The year 2017 may well be remembered in indigenous rights history for the Standing Rock Sioux protests against the Dakota Access Pipeline — a monumental, headline-grabbing, months-long battle that drew massive attention to native land rights.
Thousands of “water warriors” withstood water cannons, concussion grenades, police dogs, and batons in their quest to protect tribe land and water from development, until US President Donald Trump issued an executive order in February to move forward with construction of the gas pipeline, dealing a huge blow to activists.
But for every crushing defeat Indigenous activists have experienced, there have been moments of success, as well. Many of these fights never reached the level of press attention the Dakota Access Pipeline garnered, but nonetheless protected sacred lands and set important environmental precedents.
The Global Goals for Sustainable Development enshrine climate action as one of 17 requisites for ending extreme poverty, and indigenous groups are often at the front lines of these battles. You can take action here.
Most recently, Indigenous land rights activists secured a major victory in Brazil, after a federal court blocked President Michel Temer’s attempt to open the Amazon rainforest to gold mining.
Similar victories have taken place in other countries around the world — from Canada to Kenya.
Global Citizen is bringing you seven monumental land rights cases you may not have heard of this year:
This August, the Canadian province of British Columbia shot down a $5.5 billion pipeline expansion project that threatened the water supply of 90% of the local First Nations indigenous group in the area. The province said that developers must “meaningfully” consult local indigenous tribes before moving forward with the project, according to Reuters.

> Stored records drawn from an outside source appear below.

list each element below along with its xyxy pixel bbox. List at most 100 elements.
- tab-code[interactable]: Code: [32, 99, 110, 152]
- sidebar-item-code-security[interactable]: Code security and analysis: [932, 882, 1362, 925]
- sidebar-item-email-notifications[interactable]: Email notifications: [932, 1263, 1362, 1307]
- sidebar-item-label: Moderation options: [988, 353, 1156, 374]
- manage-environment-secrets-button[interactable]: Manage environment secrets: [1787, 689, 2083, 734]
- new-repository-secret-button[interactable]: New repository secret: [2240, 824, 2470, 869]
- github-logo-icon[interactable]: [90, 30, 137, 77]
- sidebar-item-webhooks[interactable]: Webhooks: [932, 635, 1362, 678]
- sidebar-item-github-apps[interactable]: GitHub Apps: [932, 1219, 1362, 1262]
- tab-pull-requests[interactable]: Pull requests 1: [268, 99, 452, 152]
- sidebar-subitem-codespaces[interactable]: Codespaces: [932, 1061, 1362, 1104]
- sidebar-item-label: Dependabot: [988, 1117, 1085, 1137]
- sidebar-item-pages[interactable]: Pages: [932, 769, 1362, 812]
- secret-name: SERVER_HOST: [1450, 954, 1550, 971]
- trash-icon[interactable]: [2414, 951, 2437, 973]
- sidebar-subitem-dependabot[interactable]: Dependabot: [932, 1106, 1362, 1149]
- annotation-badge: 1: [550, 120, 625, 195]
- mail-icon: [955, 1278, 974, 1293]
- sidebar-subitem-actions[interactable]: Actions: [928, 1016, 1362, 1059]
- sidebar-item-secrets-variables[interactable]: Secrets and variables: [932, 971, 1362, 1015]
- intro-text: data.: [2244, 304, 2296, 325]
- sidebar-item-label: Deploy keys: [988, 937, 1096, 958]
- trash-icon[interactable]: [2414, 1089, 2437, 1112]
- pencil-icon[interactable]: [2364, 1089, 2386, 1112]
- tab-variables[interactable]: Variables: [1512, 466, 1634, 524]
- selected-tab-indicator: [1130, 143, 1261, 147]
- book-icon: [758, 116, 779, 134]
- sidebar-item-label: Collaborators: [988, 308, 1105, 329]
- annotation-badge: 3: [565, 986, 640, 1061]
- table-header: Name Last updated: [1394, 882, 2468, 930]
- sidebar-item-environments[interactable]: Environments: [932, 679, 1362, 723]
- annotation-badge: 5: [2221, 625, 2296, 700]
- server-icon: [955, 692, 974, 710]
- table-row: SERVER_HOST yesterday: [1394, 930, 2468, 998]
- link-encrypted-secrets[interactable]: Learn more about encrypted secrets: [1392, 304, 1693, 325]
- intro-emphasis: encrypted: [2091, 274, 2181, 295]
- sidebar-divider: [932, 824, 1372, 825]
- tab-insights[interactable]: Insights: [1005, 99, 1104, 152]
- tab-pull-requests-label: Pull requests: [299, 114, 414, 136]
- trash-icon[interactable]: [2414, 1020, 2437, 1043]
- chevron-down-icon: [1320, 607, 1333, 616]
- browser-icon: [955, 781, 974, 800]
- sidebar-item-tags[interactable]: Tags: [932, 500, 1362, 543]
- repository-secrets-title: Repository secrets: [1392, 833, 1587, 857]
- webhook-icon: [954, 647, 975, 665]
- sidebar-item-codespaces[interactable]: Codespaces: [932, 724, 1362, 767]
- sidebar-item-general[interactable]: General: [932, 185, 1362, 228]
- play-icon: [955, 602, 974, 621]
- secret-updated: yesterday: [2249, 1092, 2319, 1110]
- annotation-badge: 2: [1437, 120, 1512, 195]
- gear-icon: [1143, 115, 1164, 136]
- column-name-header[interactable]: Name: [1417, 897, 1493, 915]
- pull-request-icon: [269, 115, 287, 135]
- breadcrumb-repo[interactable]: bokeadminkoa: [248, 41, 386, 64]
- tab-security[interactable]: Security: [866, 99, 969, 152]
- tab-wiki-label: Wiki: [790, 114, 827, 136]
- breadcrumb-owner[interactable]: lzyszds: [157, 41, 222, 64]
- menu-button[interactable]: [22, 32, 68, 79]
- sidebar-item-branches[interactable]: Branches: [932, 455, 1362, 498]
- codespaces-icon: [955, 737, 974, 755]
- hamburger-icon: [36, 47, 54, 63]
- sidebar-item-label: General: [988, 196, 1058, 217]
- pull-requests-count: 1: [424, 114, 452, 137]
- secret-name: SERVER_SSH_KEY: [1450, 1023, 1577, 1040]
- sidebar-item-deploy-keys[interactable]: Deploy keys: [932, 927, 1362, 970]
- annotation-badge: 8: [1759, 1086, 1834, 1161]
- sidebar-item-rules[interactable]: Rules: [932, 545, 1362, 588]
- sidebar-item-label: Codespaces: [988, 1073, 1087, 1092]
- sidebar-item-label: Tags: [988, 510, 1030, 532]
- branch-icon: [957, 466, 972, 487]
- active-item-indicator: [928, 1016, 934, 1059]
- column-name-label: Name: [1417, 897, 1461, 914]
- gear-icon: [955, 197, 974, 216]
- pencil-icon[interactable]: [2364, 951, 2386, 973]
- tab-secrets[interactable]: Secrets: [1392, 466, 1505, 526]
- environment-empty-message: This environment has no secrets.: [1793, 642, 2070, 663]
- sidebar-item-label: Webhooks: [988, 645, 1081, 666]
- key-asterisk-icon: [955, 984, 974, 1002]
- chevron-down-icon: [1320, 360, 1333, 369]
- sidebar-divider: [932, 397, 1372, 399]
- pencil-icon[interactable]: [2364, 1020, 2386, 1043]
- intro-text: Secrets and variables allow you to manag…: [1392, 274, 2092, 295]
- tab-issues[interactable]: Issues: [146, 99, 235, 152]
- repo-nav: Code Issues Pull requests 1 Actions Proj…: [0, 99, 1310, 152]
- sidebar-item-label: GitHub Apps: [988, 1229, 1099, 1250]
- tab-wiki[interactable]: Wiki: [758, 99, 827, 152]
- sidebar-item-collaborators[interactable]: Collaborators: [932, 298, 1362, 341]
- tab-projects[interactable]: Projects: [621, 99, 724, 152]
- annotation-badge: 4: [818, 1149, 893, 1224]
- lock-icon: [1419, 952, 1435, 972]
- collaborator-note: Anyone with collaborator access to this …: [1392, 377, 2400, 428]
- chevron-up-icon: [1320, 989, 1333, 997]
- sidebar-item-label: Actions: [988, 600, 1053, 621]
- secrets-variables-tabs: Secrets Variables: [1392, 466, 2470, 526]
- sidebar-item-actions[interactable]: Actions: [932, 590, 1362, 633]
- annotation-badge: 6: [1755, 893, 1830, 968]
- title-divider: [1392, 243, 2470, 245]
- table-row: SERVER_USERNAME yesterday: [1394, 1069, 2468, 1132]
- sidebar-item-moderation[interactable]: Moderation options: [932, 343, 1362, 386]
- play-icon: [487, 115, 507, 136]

In July, a federal court recognized an “exclusive native title claim” for the indigenous Yindjibarndi people, giving them back an area of land that’s been used for heavy mining by the Fortescue Metals Group. The decision on the case, which was first brought to court in 2003, was called a “landmark” victory for aboriginal rights.
In May, the African Court on Human and Peoples Rights ruled in favor of an indigenous hunter-gatherer Kenyan tribe called the Ogiek, saying that the government violated their rights by evicting them from their land dating back to 1911.
“In this one ruling, the court has both affirmed the Ogiek’s right to live freely on their ancestral land, and proved to the continent that regional justice mechanisms work,” Amnesty International’s Regional Director for East Africa, the Horn and the Great Lakes, said.
Two international oil companies, one French and one Canadian, were given a slap on the wrist by a Peruvian court this March, when the court ruled they must consult indigenous Awajun and Wampis communities before drilling in indigenous lands.
The court case, brought before the Inter-American Commission on Human Rights in Washington, was said to be the first to be successfully litigated against an oil company in Peru, but advocates warned the damage was already done, citing polluted streams and rivers that have seeped chemicals into water for drinking, cooking, washing, and bathing.
This January, a provincial court in Ecuador ruled “partially” in favor of an Afro-Ecuadorian indigenous group called the Canton, saying two oil palm companies — Los Andes and Palesema Oil Palm Companies — were responsible for “social and environmental damages” against the indigenous tribe. It was the world’s first civil court case where Nature was considered to be a third-party and “subject of rights,” along with the tribe.
6/ New Zealand
This March, after a fight by Indigenous Maori tribes lasting more than 140 years, the country of New Zealand declared the 90-mile Whanganui River — revered by the Maori — to have the same legal rights as a human, NPR reported. The decision, approved in a parliamentary vote, also earmarked $30 million to improve the river’s health, in a major win for the environment, as well.
Just four days into 2017, the government of Indonesia granted land rights to nine separate Indigenous tribes in accordance with a 2013 court case that put rainforest land rights into the hands of the Indigenous Peoples Alliance of the Archipelago (IPAA). Although the decision took place more than four year ago, the January announcement marked the first official establishment of “customary forests” to be handed over to the IPAA.